Esse "êxtase da História", como o filósofo Edgar Morin o classificou, estender-se-ia até meados de Junho, encoberto por umas eleições gerais que davam continuidade aos dez anos de poder dos gaulistas, garantindo-lhes mais de três quartos dos assentos parlamentares.
Para trás ficava a paralisação do país, durante grande parte de maio e primeiras semanas de Junho, manifestações diárias nos principais centros urbanos, barricadas no Quartier Latin e uma conjugação de protestos que juntou estudantes, operários e alastrou a todos os sectores da sociedade francesa.
As reivindicações dos alunos de Nanterre somavam alguns anos, traziam sinais dos tempos e prendiam-se sobretudo com regulamentos disciplinares e as condições do 'campus', situado nos subúrbios, em plena 'cidade dormitório' da capital francesa.
A actual Universidade de Nanterre era então uma extensão da Faculdade de Letras da Sorbonne, o estabelecimento de ensino superior mais afastado e mais pobre da região de Paris. O corpo docente, porém, contava com professores como Emmanuel Lévinas, Paul Ricoeur, Jean Baudrillard, Henri Lefébvre, Michel Crozier, Alain Touraine ou o jovem Étienne Balibar.

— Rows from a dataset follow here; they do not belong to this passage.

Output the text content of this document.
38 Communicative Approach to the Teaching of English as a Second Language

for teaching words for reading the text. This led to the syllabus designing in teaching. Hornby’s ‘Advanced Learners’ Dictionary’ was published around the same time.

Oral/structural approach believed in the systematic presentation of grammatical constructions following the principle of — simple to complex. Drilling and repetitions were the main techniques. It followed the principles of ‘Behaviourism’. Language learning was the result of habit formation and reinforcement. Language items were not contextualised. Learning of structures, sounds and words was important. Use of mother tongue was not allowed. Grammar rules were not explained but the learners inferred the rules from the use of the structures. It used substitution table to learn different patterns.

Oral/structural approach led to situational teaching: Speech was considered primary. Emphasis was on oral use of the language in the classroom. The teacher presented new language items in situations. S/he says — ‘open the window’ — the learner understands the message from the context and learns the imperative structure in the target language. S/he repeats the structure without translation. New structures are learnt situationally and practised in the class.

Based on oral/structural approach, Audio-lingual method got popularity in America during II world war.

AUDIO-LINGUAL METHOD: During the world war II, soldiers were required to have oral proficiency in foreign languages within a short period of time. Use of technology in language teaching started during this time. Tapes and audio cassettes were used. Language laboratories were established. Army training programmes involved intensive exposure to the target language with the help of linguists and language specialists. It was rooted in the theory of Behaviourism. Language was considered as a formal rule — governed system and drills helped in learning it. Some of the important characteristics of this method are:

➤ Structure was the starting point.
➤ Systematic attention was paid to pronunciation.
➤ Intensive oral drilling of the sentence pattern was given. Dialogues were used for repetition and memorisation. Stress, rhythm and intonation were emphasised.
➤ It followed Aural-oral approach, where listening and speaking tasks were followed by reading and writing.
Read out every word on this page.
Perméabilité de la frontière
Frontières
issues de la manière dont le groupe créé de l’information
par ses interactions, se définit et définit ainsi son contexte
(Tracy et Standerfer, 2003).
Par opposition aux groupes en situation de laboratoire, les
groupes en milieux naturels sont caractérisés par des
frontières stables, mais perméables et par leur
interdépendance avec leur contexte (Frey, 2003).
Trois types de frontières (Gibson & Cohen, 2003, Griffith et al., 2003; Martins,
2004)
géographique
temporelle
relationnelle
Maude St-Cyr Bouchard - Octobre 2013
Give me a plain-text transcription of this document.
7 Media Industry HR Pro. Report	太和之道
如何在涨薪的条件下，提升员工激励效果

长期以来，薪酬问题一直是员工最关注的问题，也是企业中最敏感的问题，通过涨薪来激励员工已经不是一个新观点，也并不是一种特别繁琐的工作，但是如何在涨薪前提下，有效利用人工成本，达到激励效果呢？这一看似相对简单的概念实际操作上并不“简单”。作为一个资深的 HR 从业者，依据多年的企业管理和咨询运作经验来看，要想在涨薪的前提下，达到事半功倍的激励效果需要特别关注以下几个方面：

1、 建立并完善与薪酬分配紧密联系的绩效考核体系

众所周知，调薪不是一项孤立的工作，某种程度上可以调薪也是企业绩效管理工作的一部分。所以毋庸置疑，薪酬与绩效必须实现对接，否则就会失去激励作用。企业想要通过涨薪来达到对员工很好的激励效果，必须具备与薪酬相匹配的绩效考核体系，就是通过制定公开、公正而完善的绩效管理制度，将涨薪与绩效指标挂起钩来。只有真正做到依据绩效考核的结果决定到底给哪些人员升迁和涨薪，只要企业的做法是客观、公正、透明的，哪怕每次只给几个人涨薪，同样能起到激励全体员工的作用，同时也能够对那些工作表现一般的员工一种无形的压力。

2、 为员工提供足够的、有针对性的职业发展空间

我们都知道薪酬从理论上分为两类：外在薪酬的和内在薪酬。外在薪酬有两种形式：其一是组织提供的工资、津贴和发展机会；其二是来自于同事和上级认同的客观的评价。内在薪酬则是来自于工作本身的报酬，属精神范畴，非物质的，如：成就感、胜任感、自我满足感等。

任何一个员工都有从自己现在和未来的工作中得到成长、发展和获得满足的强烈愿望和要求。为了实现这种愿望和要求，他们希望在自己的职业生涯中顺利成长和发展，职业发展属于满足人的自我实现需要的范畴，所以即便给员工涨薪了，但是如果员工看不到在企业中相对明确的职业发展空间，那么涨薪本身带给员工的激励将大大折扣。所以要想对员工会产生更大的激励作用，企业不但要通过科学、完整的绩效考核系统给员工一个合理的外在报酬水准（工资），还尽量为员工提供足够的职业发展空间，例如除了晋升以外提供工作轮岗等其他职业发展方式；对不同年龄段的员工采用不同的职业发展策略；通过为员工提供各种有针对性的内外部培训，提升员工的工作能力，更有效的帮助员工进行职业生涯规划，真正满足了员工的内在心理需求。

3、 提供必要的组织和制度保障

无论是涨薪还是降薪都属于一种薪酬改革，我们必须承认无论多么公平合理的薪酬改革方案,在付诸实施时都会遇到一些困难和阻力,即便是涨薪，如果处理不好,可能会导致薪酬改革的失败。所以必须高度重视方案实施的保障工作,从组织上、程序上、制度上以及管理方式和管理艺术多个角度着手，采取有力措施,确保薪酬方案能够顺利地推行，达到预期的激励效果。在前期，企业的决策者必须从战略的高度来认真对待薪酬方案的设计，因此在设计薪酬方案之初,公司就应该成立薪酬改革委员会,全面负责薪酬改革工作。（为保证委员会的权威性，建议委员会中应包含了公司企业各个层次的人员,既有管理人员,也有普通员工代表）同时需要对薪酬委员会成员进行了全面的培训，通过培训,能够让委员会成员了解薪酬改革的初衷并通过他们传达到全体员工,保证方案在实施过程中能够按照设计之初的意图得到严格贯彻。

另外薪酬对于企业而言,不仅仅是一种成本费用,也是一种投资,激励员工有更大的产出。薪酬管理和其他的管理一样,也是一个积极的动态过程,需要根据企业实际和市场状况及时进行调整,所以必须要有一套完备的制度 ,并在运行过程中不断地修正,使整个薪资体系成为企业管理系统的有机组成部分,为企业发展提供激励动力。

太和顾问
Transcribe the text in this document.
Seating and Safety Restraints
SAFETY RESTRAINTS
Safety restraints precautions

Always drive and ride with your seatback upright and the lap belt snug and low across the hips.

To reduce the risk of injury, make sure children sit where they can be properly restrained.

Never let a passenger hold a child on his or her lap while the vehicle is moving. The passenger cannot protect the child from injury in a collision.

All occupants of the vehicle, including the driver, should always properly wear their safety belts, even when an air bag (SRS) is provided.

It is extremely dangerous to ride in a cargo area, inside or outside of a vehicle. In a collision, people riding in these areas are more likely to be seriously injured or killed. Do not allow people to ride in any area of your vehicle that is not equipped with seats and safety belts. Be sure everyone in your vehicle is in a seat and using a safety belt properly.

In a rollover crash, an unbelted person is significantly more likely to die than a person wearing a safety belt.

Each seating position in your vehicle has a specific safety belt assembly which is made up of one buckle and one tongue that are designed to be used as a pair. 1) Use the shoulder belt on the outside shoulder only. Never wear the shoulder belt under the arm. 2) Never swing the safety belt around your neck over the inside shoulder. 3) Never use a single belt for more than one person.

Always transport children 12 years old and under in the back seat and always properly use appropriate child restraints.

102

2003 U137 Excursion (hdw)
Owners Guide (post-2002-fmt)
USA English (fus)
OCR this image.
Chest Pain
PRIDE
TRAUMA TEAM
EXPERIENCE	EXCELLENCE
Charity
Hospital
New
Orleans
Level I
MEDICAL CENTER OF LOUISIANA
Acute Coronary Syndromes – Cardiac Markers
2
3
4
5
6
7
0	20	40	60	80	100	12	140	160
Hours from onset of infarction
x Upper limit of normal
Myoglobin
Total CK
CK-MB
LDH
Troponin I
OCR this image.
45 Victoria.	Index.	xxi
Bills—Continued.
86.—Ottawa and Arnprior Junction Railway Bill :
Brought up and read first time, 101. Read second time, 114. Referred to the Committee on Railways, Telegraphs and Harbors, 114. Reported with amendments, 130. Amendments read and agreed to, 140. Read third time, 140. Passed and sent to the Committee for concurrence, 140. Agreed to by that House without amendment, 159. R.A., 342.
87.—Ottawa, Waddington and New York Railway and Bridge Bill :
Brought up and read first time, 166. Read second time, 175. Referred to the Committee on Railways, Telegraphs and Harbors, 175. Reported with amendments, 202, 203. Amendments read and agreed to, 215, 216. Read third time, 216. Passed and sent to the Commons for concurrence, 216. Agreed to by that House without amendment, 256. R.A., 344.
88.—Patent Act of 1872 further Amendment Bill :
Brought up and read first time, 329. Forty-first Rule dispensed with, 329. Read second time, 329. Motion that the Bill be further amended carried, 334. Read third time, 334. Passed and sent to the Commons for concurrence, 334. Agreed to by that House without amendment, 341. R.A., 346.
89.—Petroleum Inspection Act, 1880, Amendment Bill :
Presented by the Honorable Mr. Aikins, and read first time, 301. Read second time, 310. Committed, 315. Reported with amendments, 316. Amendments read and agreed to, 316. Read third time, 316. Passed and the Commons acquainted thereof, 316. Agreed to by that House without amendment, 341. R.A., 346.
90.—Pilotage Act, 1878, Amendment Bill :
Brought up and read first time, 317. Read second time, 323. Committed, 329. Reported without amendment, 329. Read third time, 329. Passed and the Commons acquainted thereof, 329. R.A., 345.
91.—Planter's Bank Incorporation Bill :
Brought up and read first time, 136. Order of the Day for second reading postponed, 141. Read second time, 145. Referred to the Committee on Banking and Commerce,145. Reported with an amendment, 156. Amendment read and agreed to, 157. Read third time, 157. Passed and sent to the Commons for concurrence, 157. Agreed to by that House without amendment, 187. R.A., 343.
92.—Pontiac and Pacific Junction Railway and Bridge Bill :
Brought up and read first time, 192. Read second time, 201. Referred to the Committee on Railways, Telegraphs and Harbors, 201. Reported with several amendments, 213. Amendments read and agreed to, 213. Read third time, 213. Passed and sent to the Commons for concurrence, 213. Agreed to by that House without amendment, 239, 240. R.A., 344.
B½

Nem todos apoiaram as manifestações, mas havia posições comuns sobre a actualidade.
Era partilhada a contestação à Guerra do Vietname, eram solidários com as lutas pelos direitos cívicos da população negra norte-americana, acolhiam os ideais feministas, criticavam a sociedade de consumo, irmanavam-se com os protestos de estudantes nos Estados Unidos, no Brasil, no México, na Alemanha, e contestavam ditaduras na América Latina e no Sul da Europa, em Portugal, Espanha e na 'Grécia dos coronéis'.
No dia 08 de Janeiro de 1968, durante a inauguração de uma piscina em Nanterre, o ministro da Juventude e Desportos, François Missoffe, foi vaiado pelos estudantes, depois de ter respondido à provocação de um aluno -- Daniel Cohn-Bendit, um dos protagonistas do futuro movimento.
A reacção conjunta da academia foi o primeiro sinal dos levantamentos de Maio. Outro aconteceria um mês depois, quando o Governo não renovou o mandato do então director da Cinemateca Francesa, Henri Langlois, fundador da instituição e um dos pioneiros da preservação da memória do cinema.
Aos cineastas da 'nouvelle vague', como François Truffaut e Jean-Luc Godard, que se solidarizaram com Langlois, juntaram-se os estudantes de Paris, em manifestações e na ocupação da Cinemateca.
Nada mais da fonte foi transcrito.